Lord Cromer sat unmoving, not even extending his hand to take the paper. Carter turned to Aisha, dipped his head slightly, then turned and took his leave, disappearing among the shadows of the trees. Aisha got to her feet. She felt that she could remain silent no longer. It struck her suddenly that this place, too, was exile, and that it would strip her of the power to do or say anything, change her into a dead thing.
Lord Cromer looked at her in disbelief. “I haven’t yet given you permission to leave,” he said.
In a strangled voice she said, “I want to talk to him.”
“He is worthless. There is no point in talking to him.”

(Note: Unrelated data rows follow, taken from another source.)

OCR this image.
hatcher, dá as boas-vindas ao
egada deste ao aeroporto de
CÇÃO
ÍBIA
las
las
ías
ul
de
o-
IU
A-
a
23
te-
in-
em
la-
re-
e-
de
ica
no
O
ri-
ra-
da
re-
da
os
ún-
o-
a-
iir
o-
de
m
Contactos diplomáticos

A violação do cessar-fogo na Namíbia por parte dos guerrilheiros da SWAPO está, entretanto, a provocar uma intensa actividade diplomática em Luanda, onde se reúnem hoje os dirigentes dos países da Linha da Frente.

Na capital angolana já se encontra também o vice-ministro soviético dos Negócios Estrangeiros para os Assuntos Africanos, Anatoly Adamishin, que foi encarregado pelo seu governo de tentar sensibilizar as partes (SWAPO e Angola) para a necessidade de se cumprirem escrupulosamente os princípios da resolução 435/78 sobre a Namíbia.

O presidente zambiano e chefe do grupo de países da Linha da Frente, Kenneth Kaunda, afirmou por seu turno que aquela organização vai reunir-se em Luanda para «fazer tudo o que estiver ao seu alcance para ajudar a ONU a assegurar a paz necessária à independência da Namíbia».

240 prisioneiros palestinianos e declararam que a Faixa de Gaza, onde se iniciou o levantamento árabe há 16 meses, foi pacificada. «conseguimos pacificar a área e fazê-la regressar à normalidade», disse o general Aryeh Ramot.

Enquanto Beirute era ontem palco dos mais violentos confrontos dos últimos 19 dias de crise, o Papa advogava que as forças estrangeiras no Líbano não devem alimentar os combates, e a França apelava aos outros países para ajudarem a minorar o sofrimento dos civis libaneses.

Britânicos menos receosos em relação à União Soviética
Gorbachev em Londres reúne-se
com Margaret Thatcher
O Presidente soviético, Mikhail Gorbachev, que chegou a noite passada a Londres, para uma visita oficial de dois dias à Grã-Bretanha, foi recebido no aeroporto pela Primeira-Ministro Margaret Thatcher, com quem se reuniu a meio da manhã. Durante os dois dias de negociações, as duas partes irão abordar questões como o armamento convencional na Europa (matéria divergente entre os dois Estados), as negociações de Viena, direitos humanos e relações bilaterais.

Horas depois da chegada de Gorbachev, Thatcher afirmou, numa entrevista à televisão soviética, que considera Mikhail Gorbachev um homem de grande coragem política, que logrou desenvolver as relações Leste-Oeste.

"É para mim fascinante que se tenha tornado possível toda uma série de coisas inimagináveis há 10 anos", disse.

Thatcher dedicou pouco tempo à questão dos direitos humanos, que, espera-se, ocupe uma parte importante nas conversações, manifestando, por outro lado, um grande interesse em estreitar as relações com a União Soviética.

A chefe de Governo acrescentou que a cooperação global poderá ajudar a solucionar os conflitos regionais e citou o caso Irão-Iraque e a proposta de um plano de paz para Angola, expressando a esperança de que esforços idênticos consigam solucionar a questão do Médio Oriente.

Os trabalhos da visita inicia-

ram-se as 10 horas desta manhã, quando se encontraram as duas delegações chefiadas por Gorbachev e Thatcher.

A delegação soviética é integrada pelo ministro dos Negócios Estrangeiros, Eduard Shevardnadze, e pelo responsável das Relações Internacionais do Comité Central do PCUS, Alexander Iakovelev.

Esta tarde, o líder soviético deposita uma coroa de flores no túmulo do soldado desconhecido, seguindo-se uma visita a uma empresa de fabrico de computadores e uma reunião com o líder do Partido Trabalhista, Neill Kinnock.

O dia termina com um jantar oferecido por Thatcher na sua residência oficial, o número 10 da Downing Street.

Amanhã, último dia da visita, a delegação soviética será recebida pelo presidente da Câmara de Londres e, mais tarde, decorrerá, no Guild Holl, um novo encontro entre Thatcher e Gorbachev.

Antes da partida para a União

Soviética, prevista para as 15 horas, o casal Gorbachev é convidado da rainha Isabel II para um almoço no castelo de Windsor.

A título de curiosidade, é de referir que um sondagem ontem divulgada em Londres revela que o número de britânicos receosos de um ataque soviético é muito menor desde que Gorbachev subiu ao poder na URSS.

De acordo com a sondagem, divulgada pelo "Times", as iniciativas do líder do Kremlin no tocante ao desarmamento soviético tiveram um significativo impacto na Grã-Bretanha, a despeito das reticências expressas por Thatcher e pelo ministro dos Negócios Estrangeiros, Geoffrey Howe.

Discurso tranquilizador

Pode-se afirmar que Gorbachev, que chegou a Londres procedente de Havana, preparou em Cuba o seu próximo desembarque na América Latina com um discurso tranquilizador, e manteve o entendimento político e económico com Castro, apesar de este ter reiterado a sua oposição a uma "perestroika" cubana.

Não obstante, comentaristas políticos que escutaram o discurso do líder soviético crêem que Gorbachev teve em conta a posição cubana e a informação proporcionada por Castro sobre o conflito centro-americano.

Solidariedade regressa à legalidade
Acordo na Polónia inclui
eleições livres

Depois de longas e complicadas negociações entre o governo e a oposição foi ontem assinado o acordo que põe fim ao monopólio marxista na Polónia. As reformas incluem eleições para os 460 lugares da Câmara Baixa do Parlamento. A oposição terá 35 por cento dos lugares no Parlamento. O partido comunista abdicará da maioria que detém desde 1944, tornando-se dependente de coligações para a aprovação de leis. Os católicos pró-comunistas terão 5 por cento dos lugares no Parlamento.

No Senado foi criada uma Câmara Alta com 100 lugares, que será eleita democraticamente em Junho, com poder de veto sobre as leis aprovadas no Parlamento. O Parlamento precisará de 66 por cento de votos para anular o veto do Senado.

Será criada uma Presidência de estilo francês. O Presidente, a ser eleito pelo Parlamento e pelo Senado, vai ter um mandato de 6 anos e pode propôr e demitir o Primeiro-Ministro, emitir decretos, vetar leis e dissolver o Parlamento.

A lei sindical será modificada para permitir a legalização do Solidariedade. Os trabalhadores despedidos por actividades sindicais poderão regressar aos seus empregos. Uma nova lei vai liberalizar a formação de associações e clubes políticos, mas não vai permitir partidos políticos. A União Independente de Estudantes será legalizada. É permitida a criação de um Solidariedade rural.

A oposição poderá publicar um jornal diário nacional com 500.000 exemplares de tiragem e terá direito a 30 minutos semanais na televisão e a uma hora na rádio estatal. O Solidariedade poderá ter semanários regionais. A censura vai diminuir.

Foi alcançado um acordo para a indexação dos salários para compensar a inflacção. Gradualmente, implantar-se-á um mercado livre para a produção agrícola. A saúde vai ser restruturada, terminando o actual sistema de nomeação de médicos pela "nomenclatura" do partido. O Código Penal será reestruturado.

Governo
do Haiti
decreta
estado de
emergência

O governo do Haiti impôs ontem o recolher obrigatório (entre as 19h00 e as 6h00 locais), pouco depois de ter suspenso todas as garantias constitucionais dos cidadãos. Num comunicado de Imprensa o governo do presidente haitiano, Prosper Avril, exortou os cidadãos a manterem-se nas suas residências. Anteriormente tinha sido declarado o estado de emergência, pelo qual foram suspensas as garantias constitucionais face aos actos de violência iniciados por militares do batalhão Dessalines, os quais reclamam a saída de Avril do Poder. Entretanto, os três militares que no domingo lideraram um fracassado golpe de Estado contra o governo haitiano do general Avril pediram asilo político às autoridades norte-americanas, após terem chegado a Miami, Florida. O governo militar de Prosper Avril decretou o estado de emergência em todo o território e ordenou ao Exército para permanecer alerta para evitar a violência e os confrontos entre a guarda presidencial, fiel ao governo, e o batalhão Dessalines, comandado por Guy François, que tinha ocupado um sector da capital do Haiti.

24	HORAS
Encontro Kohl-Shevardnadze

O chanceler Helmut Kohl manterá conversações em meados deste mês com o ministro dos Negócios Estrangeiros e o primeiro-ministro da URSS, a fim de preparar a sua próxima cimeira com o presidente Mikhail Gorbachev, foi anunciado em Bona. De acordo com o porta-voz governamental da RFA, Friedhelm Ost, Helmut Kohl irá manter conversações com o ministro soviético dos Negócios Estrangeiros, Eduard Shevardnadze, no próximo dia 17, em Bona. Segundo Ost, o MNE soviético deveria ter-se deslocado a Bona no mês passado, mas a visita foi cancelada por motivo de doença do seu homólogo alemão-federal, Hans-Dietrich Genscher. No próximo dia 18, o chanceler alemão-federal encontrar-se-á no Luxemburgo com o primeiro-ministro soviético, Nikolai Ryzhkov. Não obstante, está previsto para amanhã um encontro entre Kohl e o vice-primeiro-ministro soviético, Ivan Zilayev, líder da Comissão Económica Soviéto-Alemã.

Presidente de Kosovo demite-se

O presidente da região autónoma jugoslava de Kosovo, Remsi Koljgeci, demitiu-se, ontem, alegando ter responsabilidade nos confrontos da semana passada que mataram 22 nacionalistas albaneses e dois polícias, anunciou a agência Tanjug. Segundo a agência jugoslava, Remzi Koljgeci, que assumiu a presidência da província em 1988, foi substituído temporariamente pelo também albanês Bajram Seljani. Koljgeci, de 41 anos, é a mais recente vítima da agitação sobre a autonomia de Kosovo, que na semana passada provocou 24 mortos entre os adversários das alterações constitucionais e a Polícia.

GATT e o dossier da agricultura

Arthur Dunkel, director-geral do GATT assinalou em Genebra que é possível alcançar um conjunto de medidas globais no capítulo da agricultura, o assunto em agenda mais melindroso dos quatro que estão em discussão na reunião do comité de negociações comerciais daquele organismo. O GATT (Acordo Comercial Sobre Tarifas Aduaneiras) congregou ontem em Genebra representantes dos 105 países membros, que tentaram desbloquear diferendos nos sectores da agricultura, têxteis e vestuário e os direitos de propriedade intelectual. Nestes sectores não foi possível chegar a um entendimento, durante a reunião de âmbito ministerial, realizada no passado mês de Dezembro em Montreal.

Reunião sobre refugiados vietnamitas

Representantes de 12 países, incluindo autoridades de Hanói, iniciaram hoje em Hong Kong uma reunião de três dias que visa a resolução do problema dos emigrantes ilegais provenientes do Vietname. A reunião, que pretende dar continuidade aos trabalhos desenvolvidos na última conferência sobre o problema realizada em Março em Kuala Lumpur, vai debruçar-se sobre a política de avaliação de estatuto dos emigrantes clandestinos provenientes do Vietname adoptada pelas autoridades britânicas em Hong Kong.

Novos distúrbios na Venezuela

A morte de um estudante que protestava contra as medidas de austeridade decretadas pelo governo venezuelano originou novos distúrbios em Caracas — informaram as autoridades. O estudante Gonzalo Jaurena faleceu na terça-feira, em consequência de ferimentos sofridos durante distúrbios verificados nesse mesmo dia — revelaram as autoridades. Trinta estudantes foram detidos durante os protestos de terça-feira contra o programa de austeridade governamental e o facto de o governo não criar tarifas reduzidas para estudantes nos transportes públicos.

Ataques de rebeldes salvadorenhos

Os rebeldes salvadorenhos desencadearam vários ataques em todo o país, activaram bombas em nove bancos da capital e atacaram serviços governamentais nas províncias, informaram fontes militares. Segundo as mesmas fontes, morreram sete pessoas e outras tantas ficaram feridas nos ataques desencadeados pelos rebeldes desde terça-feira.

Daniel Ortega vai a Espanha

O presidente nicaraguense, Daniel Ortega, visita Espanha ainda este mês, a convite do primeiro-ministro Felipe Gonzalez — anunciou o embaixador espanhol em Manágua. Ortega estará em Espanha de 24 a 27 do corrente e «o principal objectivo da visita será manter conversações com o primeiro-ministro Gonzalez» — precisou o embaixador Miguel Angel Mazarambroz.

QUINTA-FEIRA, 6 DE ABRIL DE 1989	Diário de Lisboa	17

But she had already begun to walk away from Lord Cromer, and soon she, too, disappeared into the shadows of the trees.
5The Valley of Thebes
TIME MARCHES FORWARD, and the dream does not last. And so here I stand, my princess, at the edge of the void, a stranger with no safe place to go. My arid paradise was lost to me; little had I known there was a snake watching from behind its rocks. It was my paradise, or so I thought, there in the desolate wastes of the western shore of the Nile. Luxor was this strange, ancient city, burning like hell, stifling like thwarted hopes. When I first set foot upon its other bank, I was engulfed by the accumulation of the ages, and the spirits that could find for themselves no resting place. The Valley of the Kings was full of boulders, black caverns, dusty columns, broken statues, and fathomless abysses. Although it revealed none of its buried secrets, its name didn’t suit it—or so it seemed to me at that moment. Its rocks glowered, tumbled against one another along the Nile and yet rising in the shape of a pyramid, leaning forward and forming a stony peak tilted toward the surface of the river as if suffering from unquenchable thirst. To this valley I came, my princess, where the bodies of the ancient kings lay awaiting eternal glory. But they were plundered and rent asunder before they could achieve the moment of immortality or the blessing of redemption.